SBP Governor Forecasts Current Account Deficit to Go Down After Two Months

Dr. Reza Baqir, Governor of the State Bank of Pakistan (SBP), has stated that Pakistan’s current account deficit (CAD) will continue to rise for the next two months before gradually subsiding.

Discussing the current account woes on a talk show, the SBP governor predicted the deficit to reduce in early 2022 and asserted that the 13.25 percent interest rate situation will not reappear.

He believed that the country was in a terrible financial meltdown the last time interest rates reached 13.25 percent. The current account deficit was $19 billion at the time, and the crisis necessitated drastic measures during the period in question, he opined.

The Central Bank governor expressed confidence that the country’s economic growth will continue to be around five percent during the current financial year. He claimed that the Finance Division and the SBP worked well together to ensure financial growth. He said that now all choices had been made on time and that the country will not fall victim to episodes of drastic economic conditions as seen in the past.
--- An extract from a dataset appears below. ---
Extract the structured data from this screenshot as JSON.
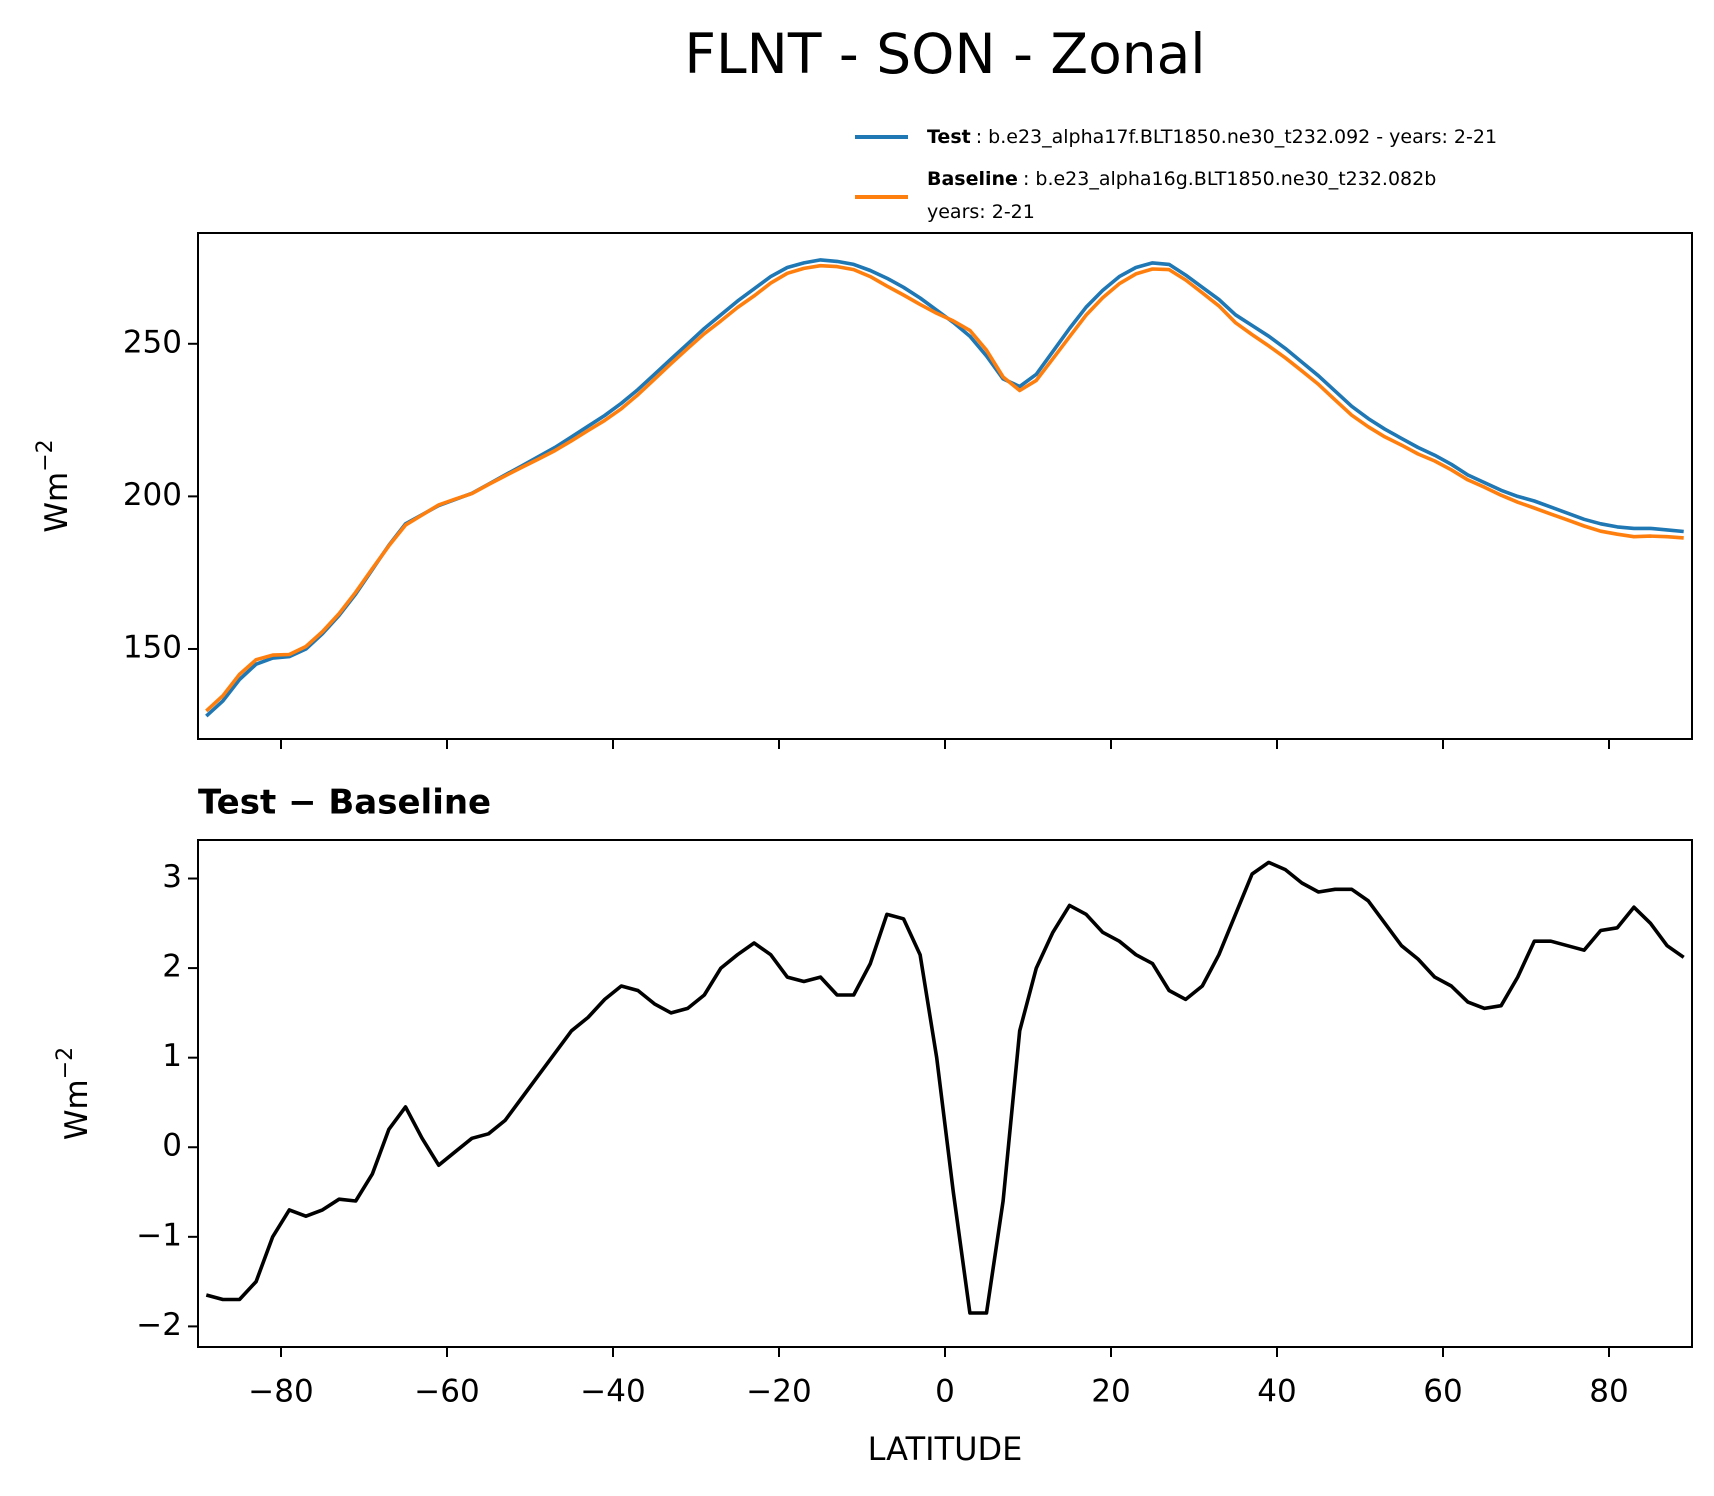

Commenting on the recent interest rate hike, Dr. Reza Baqir said that the policy rate hike always helps those who deposit their money in bank accounts. He stated that the Central Bank had issued detailed instructions to boost industrialists’ decision-making confidence and to better accommodate any related financial instruments.

In terms of the wider picture for the economy’s progress so far and the factors impeding it during the ongoing financial year, the governor said that the COVID-19 pandemic had impacted even the most powerful economies, with the United States experiencing unparalleled levels of inflation.

The Rupee is struggling, he said, adding that the SBP and the government were working together to put a stop to its volatile descent. He claimed that the rise in commodity prices on the international market was unusual and went against Pakistan’s expectations.

Regarding money raised through bonds, the governor was of the view that the treasury bill (T-Bill) auction on December 1 was unnecessary. The government raised almost Rs. 500 billion in the T-Bill sale at a significantly higher rate as compared to their previous auction.

He vowed that it would not happen again and that if such a circumstance arose in the future, the SBP would handle it instead of the Finance Division. Subsequently, he stated that effective meetings with the International Monetary Fund (IMF) had taken place and would yield results soon.